State Automaton Definition¶
Syntax¶
stautDef |
“STAUTDEF” procName “[” neChannelDeclList? “]” “(” neVarDeclList? “)” exitDecl? “::=” stautItem+ “ENDDEF” |
stautItem |
( “STATE” stateName | “VAR” neVarDeclList? | “INIT” stateName (“{” neUpdate “}”)? | “TRANS” transition+ ) |
transition |
statename “->” Communications (“{” neUpdate “}”)? “->” stateName |
neUpdate |
neUpdate “:=” update (“;” update)* |
update |
varName “:=” valExpr |
neChannelsDeclList |
channelsDecl (“;” channelsDecl)* |
channelsDecl |
neChannelNameList (“::” neTypeNameList)? |
neChannelNameList |
channelName (“,” channelName)* |
neVarDeclList |
varsDecl (“;” varsDecl)* |
varsDecl |
neVarNameList “::” typeName |
neVarNameList |
varName (“,” varName)* |
exitDecl |
“EXIT” (“::” neTypeNameList)? |
neTypeNameList |
typeName (“#” typeName)* |
procName |
|
channelName |
|
typeName |
|
varName |
|
stateName |
Semantics¶
Define a state automaton.
A state automaton is a structure consisting of states, state variables, and transitions. A transition specifies how to go from one state to another state, while performing communications and updating the state variables. INIT specifies the initial state and the initial values of the state variables.
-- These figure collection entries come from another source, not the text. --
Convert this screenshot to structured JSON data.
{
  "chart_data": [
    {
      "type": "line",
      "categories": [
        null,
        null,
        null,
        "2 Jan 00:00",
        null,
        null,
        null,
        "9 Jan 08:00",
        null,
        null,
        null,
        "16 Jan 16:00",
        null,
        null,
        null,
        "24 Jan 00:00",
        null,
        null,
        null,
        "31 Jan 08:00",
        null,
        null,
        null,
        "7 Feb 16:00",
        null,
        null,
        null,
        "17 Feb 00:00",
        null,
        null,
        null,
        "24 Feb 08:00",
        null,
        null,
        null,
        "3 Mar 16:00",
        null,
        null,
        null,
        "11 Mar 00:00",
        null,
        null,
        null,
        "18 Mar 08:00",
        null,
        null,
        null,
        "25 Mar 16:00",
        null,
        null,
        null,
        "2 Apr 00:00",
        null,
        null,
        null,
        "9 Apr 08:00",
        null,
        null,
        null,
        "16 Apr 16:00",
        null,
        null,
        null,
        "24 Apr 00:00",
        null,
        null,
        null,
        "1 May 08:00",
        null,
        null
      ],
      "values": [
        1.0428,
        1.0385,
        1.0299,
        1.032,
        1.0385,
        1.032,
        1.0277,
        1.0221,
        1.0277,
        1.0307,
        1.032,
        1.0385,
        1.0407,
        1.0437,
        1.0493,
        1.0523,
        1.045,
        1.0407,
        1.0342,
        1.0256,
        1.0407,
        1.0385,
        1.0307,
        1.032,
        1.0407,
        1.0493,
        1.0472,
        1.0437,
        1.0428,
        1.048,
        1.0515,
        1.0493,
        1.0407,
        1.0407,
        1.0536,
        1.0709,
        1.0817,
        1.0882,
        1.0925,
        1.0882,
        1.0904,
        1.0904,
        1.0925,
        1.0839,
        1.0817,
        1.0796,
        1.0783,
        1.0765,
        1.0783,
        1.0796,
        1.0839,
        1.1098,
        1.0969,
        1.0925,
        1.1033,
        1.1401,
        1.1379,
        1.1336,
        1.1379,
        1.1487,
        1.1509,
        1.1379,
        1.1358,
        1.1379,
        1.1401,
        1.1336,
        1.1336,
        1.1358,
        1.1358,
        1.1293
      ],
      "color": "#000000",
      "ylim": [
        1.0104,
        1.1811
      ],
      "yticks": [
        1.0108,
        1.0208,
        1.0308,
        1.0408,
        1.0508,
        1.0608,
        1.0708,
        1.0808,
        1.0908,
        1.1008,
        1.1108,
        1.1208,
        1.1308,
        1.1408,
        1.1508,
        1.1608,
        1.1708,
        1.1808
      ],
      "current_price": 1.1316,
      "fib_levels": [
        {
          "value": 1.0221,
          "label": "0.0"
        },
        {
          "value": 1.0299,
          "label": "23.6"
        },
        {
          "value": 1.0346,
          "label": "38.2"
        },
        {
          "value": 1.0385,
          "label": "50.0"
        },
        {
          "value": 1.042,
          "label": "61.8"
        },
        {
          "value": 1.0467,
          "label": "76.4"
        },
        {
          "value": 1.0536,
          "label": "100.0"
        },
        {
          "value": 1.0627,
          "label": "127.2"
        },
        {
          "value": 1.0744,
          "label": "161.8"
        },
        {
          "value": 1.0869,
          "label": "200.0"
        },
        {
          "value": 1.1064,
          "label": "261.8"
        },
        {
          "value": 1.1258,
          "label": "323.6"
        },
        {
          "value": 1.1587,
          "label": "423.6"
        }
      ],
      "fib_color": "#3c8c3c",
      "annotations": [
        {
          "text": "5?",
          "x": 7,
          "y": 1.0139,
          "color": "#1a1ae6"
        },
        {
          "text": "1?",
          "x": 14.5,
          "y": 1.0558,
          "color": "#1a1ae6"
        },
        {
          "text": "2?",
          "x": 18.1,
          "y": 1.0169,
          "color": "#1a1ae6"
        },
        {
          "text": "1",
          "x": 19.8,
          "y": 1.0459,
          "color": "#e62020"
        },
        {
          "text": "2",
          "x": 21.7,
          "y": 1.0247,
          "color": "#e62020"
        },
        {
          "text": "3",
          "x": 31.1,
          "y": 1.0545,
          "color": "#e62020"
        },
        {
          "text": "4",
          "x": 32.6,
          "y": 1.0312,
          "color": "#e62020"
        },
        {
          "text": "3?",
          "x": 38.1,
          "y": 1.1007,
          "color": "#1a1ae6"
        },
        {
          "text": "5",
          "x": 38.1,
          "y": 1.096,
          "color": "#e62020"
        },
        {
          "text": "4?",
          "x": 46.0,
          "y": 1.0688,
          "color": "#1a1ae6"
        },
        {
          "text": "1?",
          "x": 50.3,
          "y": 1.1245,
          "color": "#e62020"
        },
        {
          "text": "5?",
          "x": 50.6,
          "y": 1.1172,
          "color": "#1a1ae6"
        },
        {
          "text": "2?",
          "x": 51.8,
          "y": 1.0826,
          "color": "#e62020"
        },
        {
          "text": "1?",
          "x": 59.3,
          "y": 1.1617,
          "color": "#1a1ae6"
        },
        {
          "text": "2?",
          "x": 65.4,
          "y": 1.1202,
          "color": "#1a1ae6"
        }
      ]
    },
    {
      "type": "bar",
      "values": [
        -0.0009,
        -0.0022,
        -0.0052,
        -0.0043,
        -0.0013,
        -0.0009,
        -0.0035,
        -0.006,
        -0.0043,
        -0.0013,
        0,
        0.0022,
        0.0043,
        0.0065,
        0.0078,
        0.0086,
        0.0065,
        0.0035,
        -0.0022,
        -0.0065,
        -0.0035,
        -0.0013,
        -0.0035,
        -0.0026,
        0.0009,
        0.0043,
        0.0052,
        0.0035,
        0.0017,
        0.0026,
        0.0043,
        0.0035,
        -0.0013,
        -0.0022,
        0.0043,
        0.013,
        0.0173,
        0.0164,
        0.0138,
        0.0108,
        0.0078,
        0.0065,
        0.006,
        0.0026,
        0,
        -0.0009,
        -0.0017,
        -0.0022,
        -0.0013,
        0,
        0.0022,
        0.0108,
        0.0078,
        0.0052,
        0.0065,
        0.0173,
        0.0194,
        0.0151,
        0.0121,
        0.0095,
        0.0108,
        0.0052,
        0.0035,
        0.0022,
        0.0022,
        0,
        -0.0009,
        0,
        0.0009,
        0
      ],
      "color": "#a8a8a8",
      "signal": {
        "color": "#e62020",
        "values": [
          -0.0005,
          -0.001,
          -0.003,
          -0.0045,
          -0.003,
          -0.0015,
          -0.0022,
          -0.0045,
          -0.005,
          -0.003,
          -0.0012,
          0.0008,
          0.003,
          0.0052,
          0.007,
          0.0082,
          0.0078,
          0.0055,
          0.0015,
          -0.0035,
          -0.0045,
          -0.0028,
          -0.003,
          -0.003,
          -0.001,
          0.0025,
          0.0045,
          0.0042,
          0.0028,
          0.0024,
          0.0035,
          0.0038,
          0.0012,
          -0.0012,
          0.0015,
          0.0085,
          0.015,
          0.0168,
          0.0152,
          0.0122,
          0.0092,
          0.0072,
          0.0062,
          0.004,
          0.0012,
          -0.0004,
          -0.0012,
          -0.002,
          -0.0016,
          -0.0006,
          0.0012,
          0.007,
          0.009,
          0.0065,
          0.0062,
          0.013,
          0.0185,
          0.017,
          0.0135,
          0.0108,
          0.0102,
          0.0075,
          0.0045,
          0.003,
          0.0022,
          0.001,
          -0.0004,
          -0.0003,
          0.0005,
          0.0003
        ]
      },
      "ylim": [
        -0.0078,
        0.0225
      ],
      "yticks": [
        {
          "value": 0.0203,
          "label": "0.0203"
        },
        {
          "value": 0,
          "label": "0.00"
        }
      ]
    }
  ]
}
The header of a state automaton definition is analogous to the header of Process Definition PROCDEF.
Examples¶
STAUTDEF check1000 [ Add :: Int; Sum :: Int; Success ] ( start_value :: Int )
::=
STATE state0, state1
VAR sum :: Int
INIT state0 { sum := start_value }
TRANS state0 -> Add ? x [[ x >= 0 ]] { sum := sum + x } -> state1
state1 -> Sum ! sum [[ sum <= 1000 ]] { } -> state0
state1 -> Success [[ sum >= 1000 ]] { sum := start_value } -> state0
ENDDEF
The state automaton check1000 specifies a system with two state
state0 and state1, one state variable sum, and three
transitions. The system adds positive integer inputs until the sum is at
least 1000, upon which it outputs success. Then it restarts the
process starting with sum := start_value. Note the non-determinism
when the sum is exactly equal to 1000.
STAUTDEF m [C :: Int] () EXIT ::=
STATE s0, s1, s2
INIT s0
TRANS s0 -> C ! 1 -> s1
s1 -> EXIT -> s2
ENDDEF
The state automaton m communicates 1 over channel C and then
EXITs.